Seems to me that raw speed is becoming less important to many uses (telephony specifically) than consitent low latency.
The prices for internet access in France today just don’t make economic sense in my opinion.
The ultra liberalist approach of the regulatory board in France is getting out of hand.
Those companies that are selling 24 Megs of internet access + 50 channels of television + unlimited phone service for 30 euros(36$US) a month are just trying to boost their customer base in order to put their company on the market at a better price.
I agree that speed does boost ARPU but so do the added features such as antivirus, antispan and parental control.
check out sasktel’s plans to offer 40Mbps to 50Mbps service by the end of this year in 10 major communities. that’s the future.
look i think there is a demand for somewhere between 10-25 megabits per second. that is market speaking.
karl to your point, 768 kbps tier, good numbers for VZ, but money is being made at the upper end. still that speed band compares favorably to the 384 kbps connections being pushed for same $15.
i think there is a good balance somewhere – where profits and bandwidth speeds come in sync. i am not suggesting the french market style madness, but a good connection 10 mbps is worth $60 to me evey month.
Another simplistic analysis without accounting for DSL penetration, size of the market etc. Businesses would be in trouble if they made decision on as flimsy analysis as this. I repeat there are at least 15-20 mm Americans who are using dial and will not pay more than $30 for access + not all the people are using high bandwidth applications as you are. They are using the net for email or chats. You need to get into some call centers and hear DSl sale calls.
I understand that Verizon’s 613,000 subs mostly came from the 1.5Mbps and lower speeds for the $14.95 price.

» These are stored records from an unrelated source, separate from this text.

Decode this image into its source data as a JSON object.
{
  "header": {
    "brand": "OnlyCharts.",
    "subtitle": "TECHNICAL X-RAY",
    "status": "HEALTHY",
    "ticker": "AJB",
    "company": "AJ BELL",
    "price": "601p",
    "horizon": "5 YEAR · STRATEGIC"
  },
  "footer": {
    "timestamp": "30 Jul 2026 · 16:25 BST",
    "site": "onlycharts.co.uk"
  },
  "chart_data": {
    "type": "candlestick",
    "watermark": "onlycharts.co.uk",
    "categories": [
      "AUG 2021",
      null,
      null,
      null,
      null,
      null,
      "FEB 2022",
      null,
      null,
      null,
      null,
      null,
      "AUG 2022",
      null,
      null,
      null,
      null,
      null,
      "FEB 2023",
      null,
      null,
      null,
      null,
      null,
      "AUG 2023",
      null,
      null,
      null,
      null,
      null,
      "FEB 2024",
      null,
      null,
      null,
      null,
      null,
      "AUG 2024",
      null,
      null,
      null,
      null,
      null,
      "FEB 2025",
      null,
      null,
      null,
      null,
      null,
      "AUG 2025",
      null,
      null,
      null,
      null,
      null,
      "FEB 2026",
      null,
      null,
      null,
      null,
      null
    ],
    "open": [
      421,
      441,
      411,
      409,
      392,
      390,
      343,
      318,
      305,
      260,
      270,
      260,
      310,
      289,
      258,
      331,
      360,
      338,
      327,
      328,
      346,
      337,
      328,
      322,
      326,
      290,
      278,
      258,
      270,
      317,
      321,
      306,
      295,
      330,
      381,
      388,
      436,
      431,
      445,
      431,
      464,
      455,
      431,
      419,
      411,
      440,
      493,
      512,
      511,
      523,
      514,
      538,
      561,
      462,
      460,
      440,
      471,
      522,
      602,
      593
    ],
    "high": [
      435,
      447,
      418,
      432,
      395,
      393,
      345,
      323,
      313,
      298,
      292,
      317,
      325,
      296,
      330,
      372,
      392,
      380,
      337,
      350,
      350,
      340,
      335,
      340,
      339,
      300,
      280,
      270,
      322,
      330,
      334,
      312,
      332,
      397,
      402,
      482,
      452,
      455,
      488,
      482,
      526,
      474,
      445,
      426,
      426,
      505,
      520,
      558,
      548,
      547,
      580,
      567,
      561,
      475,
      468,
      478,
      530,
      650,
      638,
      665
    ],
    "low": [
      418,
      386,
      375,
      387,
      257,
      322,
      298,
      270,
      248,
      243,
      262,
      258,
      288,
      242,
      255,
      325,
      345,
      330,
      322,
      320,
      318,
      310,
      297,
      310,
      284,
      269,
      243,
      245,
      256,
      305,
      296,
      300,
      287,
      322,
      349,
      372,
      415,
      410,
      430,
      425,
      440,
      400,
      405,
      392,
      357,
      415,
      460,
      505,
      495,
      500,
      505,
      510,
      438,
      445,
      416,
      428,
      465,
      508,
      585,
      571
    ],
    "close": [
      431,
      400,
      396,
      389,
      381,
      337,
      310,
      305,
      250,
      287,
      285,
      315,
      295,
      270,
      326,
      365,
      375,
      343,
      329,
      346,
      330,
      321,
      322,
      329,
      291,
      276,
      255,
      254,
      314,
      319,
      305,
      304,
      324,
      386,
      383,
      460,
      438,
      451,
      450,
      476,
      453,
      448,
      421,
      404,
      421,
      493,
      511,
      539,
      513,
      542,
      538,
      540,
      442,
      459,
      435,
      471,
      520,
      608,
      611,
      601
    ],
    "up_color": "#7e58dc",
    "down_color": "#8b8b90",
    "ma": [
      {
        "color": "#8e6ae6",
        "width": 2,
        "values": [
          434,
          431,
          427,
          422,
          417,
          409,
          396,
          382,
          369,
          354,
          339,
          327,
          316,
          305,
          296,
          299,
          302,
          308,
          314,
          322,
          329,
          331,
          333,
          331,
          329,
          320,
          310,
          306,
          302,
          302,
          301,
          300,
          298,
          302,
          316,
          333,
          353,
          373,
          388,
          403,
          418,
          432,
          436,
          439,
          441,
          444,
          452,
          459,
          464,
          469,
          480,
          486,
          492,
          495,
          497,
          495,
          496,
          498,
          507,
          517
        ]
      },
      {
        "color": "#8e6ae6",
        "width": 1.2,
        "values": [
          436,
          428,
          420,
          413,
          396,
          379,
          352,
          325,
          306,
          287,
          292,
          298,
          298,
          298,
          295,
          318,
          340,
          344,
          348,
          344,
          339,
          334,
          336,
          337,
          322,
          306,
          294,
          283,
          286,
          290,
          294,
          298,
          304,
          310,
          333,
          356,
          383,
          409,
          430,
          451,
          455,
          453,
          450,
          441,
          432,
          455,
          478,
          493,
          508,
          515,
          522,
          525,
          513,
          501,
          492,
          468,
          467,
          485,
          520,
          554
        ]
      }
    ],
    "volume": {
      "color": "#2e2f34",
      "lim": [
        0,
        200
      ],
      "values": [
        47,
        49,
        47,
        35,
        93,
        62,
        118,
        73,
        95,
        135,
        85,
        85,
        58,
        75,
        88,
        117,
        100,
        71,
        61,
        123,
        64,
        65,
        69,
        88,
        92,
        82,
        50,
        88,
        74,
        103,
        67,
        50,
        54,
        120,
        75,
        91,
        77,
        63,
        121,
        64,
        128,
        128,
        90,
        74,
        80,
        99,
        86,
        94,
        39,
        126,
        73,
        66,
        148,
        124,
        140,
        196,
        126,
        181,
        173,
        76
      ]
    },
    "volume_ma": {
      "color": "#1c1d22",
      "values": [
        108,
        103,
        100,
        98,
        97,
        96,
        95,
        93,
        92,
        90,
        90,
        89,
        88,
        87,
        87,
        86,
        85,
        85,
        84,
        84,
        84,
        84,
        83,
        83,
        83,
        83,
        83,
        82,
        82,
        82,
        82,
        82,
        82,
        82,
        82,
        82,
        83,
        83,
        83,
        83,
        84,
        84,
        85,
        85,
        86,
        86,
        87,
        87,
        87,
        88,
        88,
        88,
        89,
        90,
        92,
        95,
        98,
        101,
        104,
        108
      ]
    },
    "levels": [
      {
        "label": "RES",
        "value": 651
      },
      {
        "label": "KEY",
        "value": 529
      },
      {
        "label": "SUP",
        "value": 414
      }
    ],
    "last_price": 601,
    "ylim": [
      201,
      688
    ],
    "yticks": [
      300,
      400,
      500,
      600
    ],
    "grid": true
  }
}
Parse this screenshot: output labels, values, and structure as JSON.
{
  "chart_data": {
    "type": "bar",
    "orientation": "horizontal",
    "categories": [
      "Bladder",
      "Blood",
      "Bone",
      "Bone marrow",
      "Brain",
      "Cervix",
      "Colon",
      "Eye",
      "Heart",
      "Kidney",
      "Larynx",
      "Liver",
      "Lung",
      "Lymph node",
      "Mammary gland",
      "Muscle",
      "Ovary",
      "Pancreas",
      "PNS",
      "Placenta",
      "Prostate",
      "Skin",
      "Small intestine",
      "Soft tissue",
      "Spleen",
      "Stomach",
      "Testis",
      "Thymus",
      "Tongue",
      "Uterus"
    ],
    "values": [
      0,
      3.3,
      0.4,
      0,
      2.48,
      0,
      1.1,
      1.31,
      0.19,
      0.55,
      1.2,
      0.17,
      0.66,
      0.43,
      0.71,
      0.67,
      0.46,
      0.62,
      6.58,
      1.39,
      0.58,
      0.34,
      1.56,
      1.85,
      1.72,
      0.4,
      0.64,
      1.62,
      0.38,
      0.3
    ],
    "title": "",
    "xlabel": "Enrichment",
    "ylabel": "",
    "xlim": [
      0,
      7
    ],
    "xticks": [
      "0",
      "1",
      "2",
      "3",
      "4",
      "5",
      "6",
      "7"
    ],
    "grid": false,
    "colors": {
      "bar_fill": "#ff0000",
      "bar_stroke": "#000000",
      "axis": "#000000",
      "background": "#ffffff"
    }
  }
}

I also see two other matters having an impact. 1) Verizon seeing the first real quarter with Yahoo! as their co-branded portal partner; and 2) apparently they did some deal with AOL late last year that allows AOL to sell Verizon’s DSL to their customer base and add their portal on to the service.
Now that $14.95 AOL fee plus $14.95 DSl fee looks pretty attractive to those who are just dying to keep AOL as their primary email. Begs one to wonder if AOL is cooking up deals with the other Bells.
cyncial, no one is saying that the dial up guys are going to transition to the higher priced plans, since they seem to be happy with it.
but if you read the piece, both the CFOs of BellSouth and Verizon are saying that higher speed tiers are adding to their ARPU, which points to the whole argument that the bells can charge premium prices for higher capacity connections. its the same argument as low cost PCs and tricked out Powerbooks. which makes more money.
Some of the comments indicate muddled economics. [grin].
Price and cost are related. But what a service provider charges is on;y partly influnced by their (one time) capital expense and the (ongoing) operational expense.
The people who think very fast broadband access shoudl be cheap ar ewelcome to start a service provider (telco, cable, other) and evaluat ewhat it cost svs. their desired ROI.
Having said that, the caosyt of VERY fast (dedicated fiber, symetric gigabit Ethernet) is about the same a sthe low cost spread (PON) used by Verizon and others.
The fast-and-cheap access revolution IS coming Witness Korea, Japan, and even China.